My relief agency of choice is MCC - Mennonite Central Committee.
MCC began in 1920 when Mennonites in North America wanted to bring relief to their religious cousins suffering starvation and persecution during the Russian Civil War.
They selected 3 young men to visit Mennonites in Russia, to discover the needs and make arrangements for shipments of food.
While on that initial mission, one of the men, Clayton Kratz, a talented college student with a fiance and a bright future was arrested when the village he was staying in was captured by one of the warring factions. He was last seen being hauled away in a cattle cart with other prisoners.
You can read more about the Clayton Kratz mystery here.
Kratz' disappearance was a troubling beginning to a compassion organization which, wounded, but not defeated, went on to provide comfort, relief, and hope to millions of people over the next 9 decades.

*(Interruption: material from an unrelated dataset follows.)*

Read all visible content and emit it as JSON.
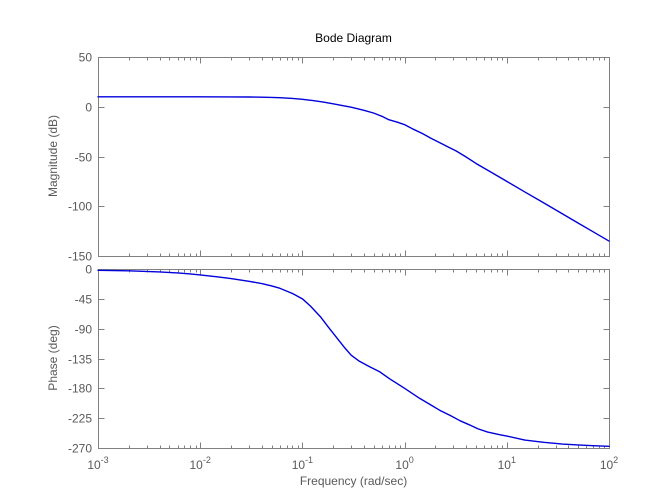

Today, Mennonite Central Committee works in more than 50 countries. They provide disaster relief, community development, and peace-building in the name of Christ. They work at connecting people and ideas across cultures, political persuasions, and economic realities.
MCC has been in Haiti since the 1950's and will be there for the long haul. Several of its workers there experienced the recent earthquake.
MCC's website has multiple links to the kinds of relief they are bringing there, first-hand accounts of the earthquake, and stories of compassion by the Haitian people.
When that first 1920 mission to Russia took such a sad turn, MCC could have given up, deciding that relief work was too dangerous. But they did not. I know that many people in Haiti are grateful.